Based on the evidence, massage therapy can provide significant improvement for pain, anxiety and health-related quality of life for those looking to manage their pain.
This is the conclusion of a collaborative meta-analysis of research on massage therapy for pain conducted by the Samueli Institute and commissioned by the Massage Therapy Foundation, with support from the American Massage Therapy Association. The first part of the three-part review and analysis has been published online by the journal Pain Medicine.

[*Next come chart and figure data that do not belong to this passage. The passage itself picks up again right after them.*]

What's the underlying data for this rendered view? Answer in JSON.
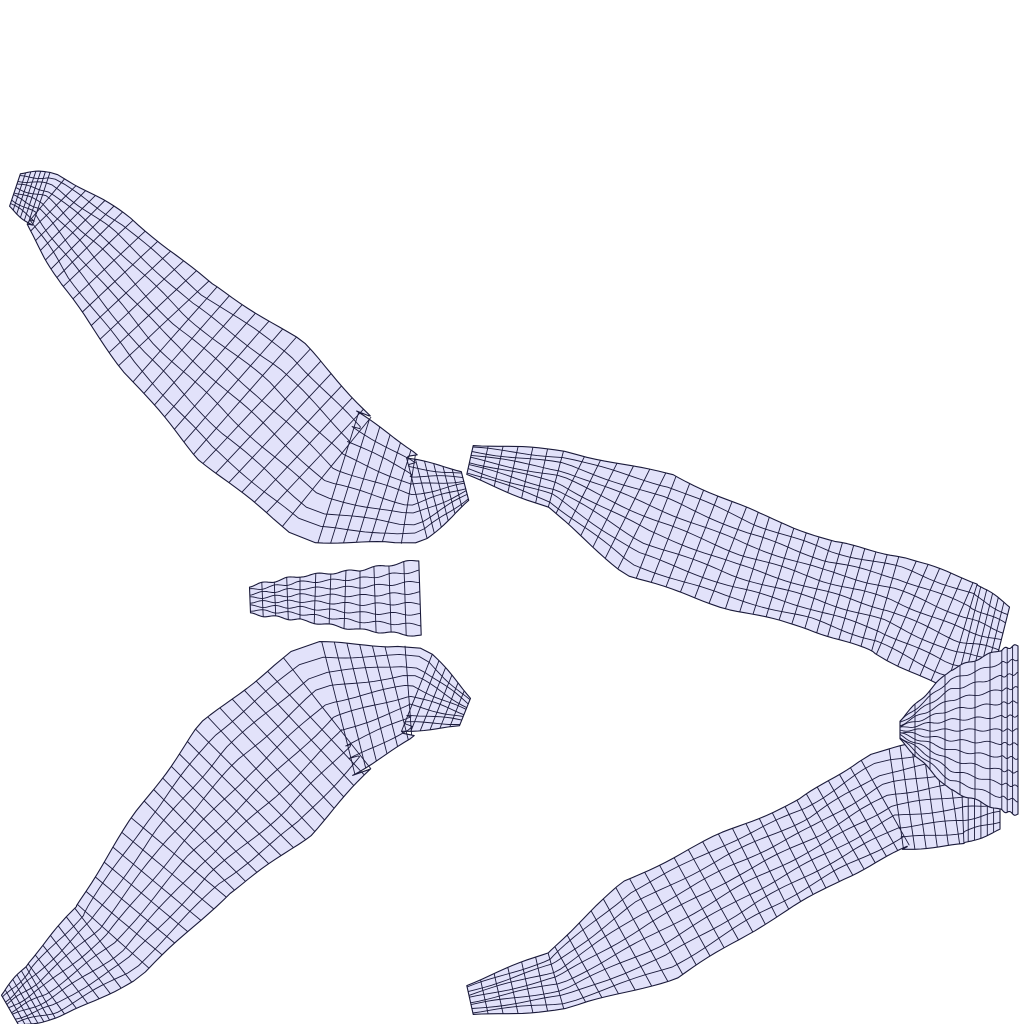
{
  "figure": {
    "meshes": [
      "left-arrow-mesh",
      "right-arrow-mesh"
    ],
    "colors": {
      "background": "#ffffff",
      "mesh_fill": "#e2e2fa",
      "mesh_line": "#1a1a3a"
    }
  }
}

Pain is a major public health concern, affecting approximately 100 million Americans.1 It is currently recognized as the most compelling reason for an individual to seek medical attention, and accounts for approximately 80 percent of physician visits.2,3
Not only are individuals affected, but also their families, the national economy and health systems. It is estimated that chronic pain accounts for approximately $600 billion in annual health care expenditures and lost productivity.3,4 This annual cost is greater than the cost of other national priority health conditions, highlighting the significant economic burden of pain.
Based on the evidence, massage therapy, compared to no treatment, should be strongly recommended as a pain management option. Massage therapy is conditionally recommended for reducing pain, compared to other sham or active comparators, and improving mood and health-related quality of life, compared to other active comparators.5
Pain is multi-dimensional and may be better addressed through an integrative approach. Massage therapy is commonly used among people seeking pain management and research has generally supported its use. But, until now there has been no published, rigorous review of the available research and evidence for its efficacy for people with various types of pain.